BILL MAHER: Ridiculous

Avec « Religulous », l’humoriste américain Bill Maher réalise un film qui aurait pu sortir il y a cinq ans. Mais il n’est jamais trop tard pour se réveiller de la torpeur religieuse.

Des visionnaires entre eux…

D’accord, c’est un film fait par et pour les bouffeurs de curés. Mais pas seulement les convaincus d’avance devraient le voir, car il offre d’intéressantes vues de l’intérieur de la foi.  Le principe est simple : Bill Maher rencontre des gens croyants, connus ou inconnus, et leur pose des questions sur leur foi en gardant tout de même ses distances. Disons qu’il les approche avec un mélange de curiosité et de cynisme. Curieux quand il croit comprendre, quand il est d’accord avec l’une ou l’autre des opinions de ses interlocuteurs, cynique et tranchant quand il découvre l’absurde derrière les présumées croyances.

Thématiquement, Bill Maher ne sort pas des ornées prétracées par tous les militants athéistes avant lui. Il questionne notamment les liens qu’entretiennent église(s) et politique, les conflits entre religieux et militants homosexuels ainsi que les différends intercommunautaires.

Pour cela, il parcourt les Etats-Unis, Israël et l’Europe – où il s’arrête à Amsterdam, le temps de fumer un pétard et s’entretenir avec le fondateur d’une église du hasch et quelques Musulmans et à Rome où il mène une discussion hilarante avec un prêtre dissident. Aux States, nous faisons connaissance avec quelques exemplaires les plus choquants de la manifestation de la foi. Du trucker qui le menace « If you question my god, you have a problem !!! », en passant par les Mormon-e-s et ex-Mormon-e-s et leurs idées saugrenues (saviez-vous que les Mormon-e-s croient que les Indiens sont la douzième tribu d’Israël et que le paradis était localisé quelque part dans le Missouri ?) pour arriver au Holy Land. Qui n’est rien d’autre qu’un Disneyland à la chrétienne, et au lieu de la parade de Mickey, les enfants assistent au chemin de croix, flagellations incluses. L’interview que Maher mène avec Jesus – ou le type qui le joue chaque jour – est une des plus hilarantes. Mais il y a aussi moins drôle : le directeur d’un autre parc d’attractions consacré à la création – donc qui montre des tyrannosaures robotisés jouer avec des gosses néanderthaliens – n’apprécie guère les doutes de Maher.

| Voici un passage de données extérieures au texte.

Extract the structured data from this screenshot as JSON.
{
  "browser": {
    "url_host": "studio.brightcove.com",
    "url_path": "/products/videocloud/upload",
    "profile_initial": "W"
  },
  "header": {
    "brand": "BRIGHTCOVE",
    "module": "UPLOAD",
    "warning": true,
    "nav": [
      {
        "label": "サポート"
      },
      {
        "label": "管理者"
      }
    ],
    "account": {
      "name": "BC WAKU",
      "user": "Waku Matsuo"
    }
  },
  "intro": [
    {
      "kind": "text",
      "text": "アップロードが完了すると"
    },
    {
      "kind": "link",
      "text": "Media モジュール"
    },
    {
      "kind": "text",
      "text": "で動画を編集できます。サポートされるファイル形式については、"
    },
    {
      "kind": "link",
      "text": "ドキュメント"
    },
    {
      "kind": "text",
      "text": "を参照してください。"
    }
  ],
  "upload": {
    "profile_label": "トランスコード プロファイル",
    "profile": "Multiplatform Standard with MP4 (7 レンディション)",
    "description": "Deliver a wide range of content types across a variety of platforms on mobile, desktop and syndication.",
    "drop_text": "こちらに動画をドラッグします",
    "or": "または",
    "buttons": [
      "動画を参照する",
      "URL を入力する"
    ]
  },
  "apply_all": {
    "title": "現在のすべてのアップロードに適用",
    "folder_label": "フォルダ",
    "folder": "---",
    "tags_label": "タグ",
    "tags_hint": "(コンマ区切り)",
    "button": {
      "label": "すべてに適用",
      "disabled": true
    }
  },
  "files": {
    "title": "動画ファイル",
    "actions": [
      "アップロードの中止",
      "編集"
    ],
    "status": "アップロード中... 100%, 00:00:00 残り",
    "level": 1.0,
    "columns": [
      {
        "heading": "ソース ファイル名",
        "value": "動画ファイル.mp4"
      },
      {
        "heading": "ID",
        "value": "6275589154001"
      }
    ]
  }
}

Quand le zoom de la caméra approche ses yeux, on peut presque entendre craqueler le feu de la haine qui brûle derrière eux. C’est tellement désagréable qu’on aurait envie de quitter la salle. Pourtant, le reste du film vaut le coup : une interview avortée avec un rabbin anti-sioniste, avec des militants pro-gays musulmans et un rappeur néerlandais offrent beaucoup d’autres points de vue. Sans oublier le highlight ultime du film : une conversation avec un autre Jésus, un télévangéliste qui croit dur comme fer être la seconde incarnation du Christ. Le problème, c’est que son église rassemble déjà 100.000 adhérent-e-s.

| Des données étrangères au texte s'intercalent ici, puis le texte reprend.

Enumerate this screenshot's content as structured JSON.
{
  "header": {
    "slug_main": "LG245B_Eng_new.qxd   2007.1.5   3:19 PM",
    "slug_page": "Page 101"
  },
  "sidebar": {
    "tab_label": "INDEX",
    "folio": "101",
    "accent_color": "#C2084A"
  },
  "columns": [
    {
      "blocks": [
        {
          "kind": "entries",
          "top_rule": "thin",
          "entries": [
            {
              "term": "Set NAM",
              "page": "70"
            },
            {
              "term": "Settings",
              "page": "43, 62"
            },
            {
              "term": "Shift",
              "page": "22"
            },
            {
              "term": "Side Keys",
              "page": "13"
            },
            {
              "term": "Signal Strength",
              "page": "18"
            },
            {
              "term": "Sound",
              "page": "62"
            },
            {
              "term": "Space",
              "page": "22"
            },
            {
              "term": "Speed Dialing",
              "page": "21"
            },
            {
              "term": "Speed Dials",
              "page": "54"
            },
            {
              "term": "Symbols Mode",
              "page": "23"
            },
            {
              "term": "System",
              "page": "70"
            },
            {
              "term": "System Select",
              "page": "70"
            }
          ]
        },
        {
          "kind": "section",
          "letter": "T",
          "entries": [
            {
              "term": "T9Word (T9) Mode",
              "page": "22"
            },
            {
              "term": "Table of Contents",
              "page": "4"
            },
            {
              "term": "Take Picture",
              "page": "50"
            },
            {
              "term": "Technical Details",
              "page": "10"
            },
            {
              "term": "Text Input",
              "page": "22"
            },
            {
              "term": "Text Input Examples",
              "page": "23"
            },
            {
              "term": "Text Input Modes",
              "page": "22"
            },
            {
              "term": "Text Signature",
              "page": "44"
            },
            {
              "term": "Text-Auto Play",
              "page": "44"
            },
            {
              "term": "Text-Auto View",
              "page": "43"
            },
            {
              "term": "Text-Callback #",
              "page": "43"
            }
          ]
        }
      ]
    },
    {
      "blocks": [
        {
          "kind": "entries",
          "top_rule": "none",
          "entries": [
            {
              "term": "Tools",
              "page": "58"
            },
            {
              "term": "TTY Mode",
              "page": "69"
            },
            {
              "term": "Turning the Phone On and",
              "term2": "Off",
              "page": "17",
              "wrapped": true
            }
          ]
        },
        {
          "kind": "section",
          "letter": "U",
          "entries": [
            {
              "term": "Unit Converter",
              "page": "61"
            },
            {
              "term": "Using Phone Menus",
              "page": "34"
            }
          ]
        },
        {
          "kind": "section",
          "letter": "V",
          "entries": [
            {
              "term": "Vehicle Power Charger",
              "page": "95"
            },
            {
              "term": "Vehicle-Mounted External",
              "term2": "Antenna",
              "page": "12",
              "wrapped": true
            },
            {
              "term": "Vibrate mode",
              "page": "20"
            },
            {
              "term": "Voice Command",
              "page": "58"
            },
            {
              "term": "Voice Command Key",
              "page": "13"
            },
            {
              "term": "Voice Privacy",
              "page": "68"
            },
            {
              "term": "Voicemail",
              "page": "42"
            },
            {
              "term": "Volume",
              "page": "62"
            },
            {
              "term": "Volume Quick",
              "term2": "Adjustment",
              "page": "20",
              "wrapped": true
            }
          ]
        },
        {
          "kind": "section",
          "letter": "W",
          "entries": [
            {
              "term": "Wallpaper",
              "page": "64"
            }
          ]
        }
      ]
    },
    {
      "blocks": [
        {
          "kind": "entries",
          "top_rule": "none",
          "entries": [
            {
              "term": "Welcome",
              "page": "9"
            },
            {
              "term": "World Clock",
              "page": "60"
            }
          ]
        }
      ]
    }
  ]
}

Mais l’essentiel reste : la foi rend con-ne. Que ce soit aux States, en Israël ou dans un coffee shop d’Amsterdam, les croyant-e-s s’exposent toujours au ridicule, mais pas parce qu’ils ont été attaqué-e-s, c’est par leur totale incapacité de questionner leur foi, de douter ne serait-ce que pour une seconde de leurs idées qu’ils révèlent leur incapacité au dialogue. L’athée, celui qui doute et ne demande qu’à être respecté pour cela, n’a pas sa place dans ce monde, à ce qu’il paraît. Même s’il continue d’assurer ses partenaires de son entier respect pour leur foi, il reste un infidèle. Comme si le fait de ne pas croire était déjà une offense.

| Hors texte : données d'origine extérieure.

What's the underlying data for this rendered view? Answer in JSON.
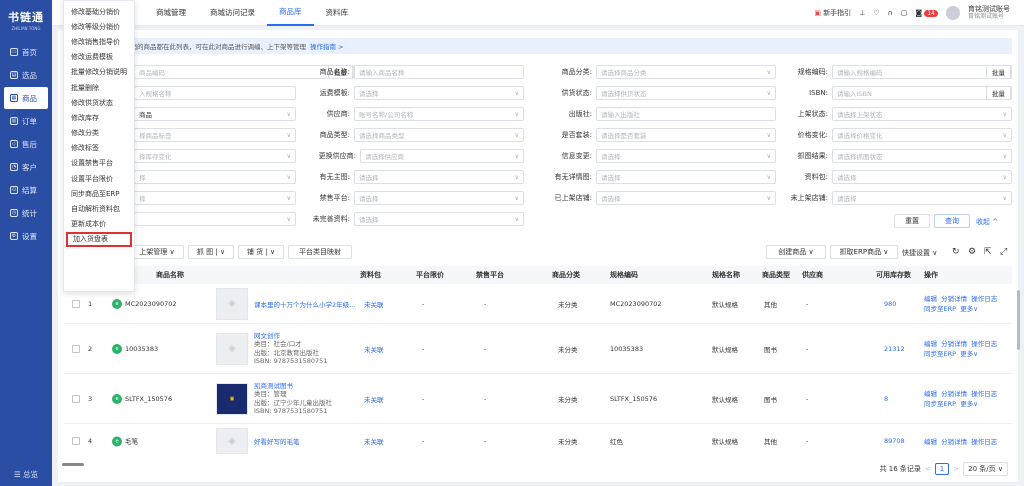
{
  "sidebar": {
    "logo_title": "书链通",
    "logo_sub": "ZHILIAN TONG",
    "items": [
      {
        "label": "首页"
      },
      {
        "label": "选品"
      },
      {
        "label": "商品"
      },
      {
        "label": "订单"
      },
      {
        "label": "售后"
      },
      {
        "label": "客户"
      },
      {
        "label": "结算"
      },
      {
        "label": "统计"
      },
      {
        "label": "设置"
      }
    ],
    "bottom": "总览"
  },
  "topbar": {
    "tabs": [
      {
        "label": "商城管理"
      },
      {
        "label": "商城访问记录"
      },
      {
        "label": "商品库"
      },
      {
        "label": "资料库"
      }
    ],
    "guide": "新手指引",
    "badge": "14",
    "account_name": "育铭测试账号",
    "account_sub": "育铭测试账号"
  },
  "dropdown": {
    "items": [
      "修改基础分销价",
      "修改等级分销价",
      "修改销售指导价",
      "修改运费模板",
      "批量修改分销说明",
      "批量删除",
      "修改供货状态",
      "修改库存",
      "修改分类",
      "修改标签",
      "设置禁售平台",
      "设置平台限价",
      "同步商品至ERP",
      "自动解析资料包",
      "更新成本价",
      "加入货盘表"
    ]
  },
  "notice": {
    "text": "分销的商品都在此列表，可在此对商品进行调编、上下架等管理",
    "link": "操作指南 >"
  },
  "filters": {
    "batch": "批量",
    "row1": [
      {
        "label": "",
        "placeholder": "商品编码"
      },
      {
        "label": "商品名称:",
        "placeholder": "请输入商品名称"
      },
      {
        "label": "商品分类:",
        "placeholder": "请选择商品分类"
      },
      {
        "label": "规格编码:",
        "placeholder": "请输入规格编码"
      }
    ],
    "row2": [
      {
        "label": "",
        "placeholder": "入规格名称"
      },
      {
        "label": "运费模板:",
        "placeholder": "请选择"
      },
      {
        "label": "供货状态:",
        "placeholder": "请选择供货状态"
      },
      {
        "label": "ISBN:",
        "placeholder": "请输入ISBN"
      }
    ],
    "row3": [
      {
        "label": "",
        "placeholder": "商品"
      },
      {
        "label": "供应商:",
        "placeholder": "账号名称/公司名称"
      },
      {
        "label": "出版社:",
        "placeholder": "请输入出版社"
      },
      {
        "label": "上架状态:",
        "placeholder": "请选择上架状态"
      }
    ],
    "row4": [
      {
        "label": "",
        "placeholder": "择商品标签"
      },
      {
        "label": "商品类型:",
        "placeholder": "请选择商品类型"
      },
      {
        "label": "是否套装:",
        "placeholder": "请选择是否套装"
      },
      {
        "label": "价格变化:",
        "placeholder": "请选择价格变化"
      }
    ],
    "row5": [
      {
        "label": "",
        "placeholder": "择库存变化"
      },
      {
        "label": "更换供应商:",
        "placeholder": "请选择供应商"
      },
      {
        "label": "信息变更:",
        "placeholder": "请选择"
      },
      {
        "label": "抓图结果:",
        "placeholder": "请选择抓图状态"
      }
    ],
    "row6": [
      {
        "label": "",
        "placeholder": "择"
      },
      {
        "label": "有无主图:",
        "placeholder": "请选择"
      },
      {
        "label": "有无详情图:",
        "placeholder": "请选择"
      },
      {
        "label": "资料包:",
        "placeholder": "请选择"
      }
    ],
    "row7": [
      {
        "label": "",
        "placeholder": "择"
      },
      {
        "label": "禁售平台:",
        "placeholder": "请选择"
      },
      {
        "label": "已上架店铺:",
        "placeholder": "请选择"
      },
      {
        "label": "未上架店铺:",
        "placeholder": "请选择"
      }
    ],
    "row8": [
      {
        "label": "",
        "placeholder": ""
      },
      {
        "label": "未完善资料:",
        "placeholder": "请选择"
      }
    ],
    "reset": "重置",
    "query": "查询",
    "collapse": "收起 ^"
  },
  "toolbar": {
    "b1": "上架管理",
    "b2": "抓 图",
    "b3": "铺 货",
    "b4": "平台类目映射",
    "create": "创建商品",
    "erp": "抓取ERP商品",
    "quick": "快捷设置"
  },
  "table": {
    "headers": [
      "商品名称",
      "资料包",
      "平台限价",
      "禁售平台",
      "商品分类",
      "规格编码",
      "规格名称",
      "商品类型",
      "供应商",
      "可用库存数",
      "操作"
    ],
    "rows": [
      {
        "idx": "1",
        "code": "MC2023090702",
        "name": "课本里的十万个为什么小学2年级...",
        "details": [],
        "pkg": "未关联",
        "limit": "-",
        "ban": "-",
        "cat": "未分类",
        "spec_code": "MC2023090702",
        "spec_name": "默认规格",
        "type": "其他",
        "supplier": "-",
        "stock": "980",
        "ops": [
          "编辑",
          "分销详情",
          "操作日志"
        ],
        "ops2": [
          "同步至ERP",
          "更多"
        ]
      },
      {
        "idx": "2",
        "code": "10035383",
        "name": "网文创作",
        "details": [
          "类目：社会/口才",
          "出版：北京教育出版社",
          "ISBN: 9787531580751"
        ],
        "pkg": "未关联",
        "limit": "-",
        "ban": "-",
        "cat": "未分类",
        "spec_code": "10035383",
        "spec_name": "默认规格",
        "type": "图书",
        "supplier": "-",
        "stock": "21312",
        "ops": [
          "编辑",
          "分销详情",
          "操作日志"
        ],
        "ops2": [
          "同步至ERP",
          "更多"
        ]
      },
      {
        "idx": "3",
        "code": "SLTFX_150576",
        "name": "凯商测试图书",
        "details": [
          "类目：管理",
          "出版：辽宁少年儿童出版社",
          "ISBN: 9787531580751"
        ],
        "pkg": "未关联",
        "limit": "-",
        "ban": "-",
        "cat": "未分类",
        "spec_code": "SLTFX_150576",
        "spec_name": "默认规格",
        "type": "图书",
        "supplier": "-",
        "stock": "8",
        "ops": [
          "编辑",
          "分销详情",
          "操作日志"
        ],
        "ops2": [
          "同步至ERP",
          "更多"
        ]
      },
      {
        "idx": "4",
        "code": "毛笔",
        "name": "好看好写的毛笔",
        "details": [],
        "pkg": "未关联",
        "limit": "-",
        "ban": "-",
        "cat": "未分类",
        "spec_code": "红色",
        "spec_name": "默认规格",
        "type": "其他",
        "supplier": "-",
        "stock": "89708",
        "ops": [
          "编辑",
          "分销详情",
          "操作日志"
        ],
        "ops2": []
      }
    ]
  },
  "pager": {
    "total": "共 16 条记录",
    "page": "1",
    "size": "20 条/页"
  }
}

En fin de compte, on sort du cinéma bien détendu, on se marre de ces fanatiques qui croient à toutes ses histoires farfelues et on s’apprête à oublier le film. En démarrant la voiture, on se rappelle tout de même que notre chef d’Etat, le grand-duc, appartient lui aussi à un club spécial, le renouveau charismatique qui croit entre autres que Dieu peut parler à travers les corps de ses croyants, en araméen dans le texte, bien entendu. Bon, c’est peut-être pour cela que personne ne comprend ses discours, se dit-on. On met la première pour sortir du parking et on commence à avoir peur?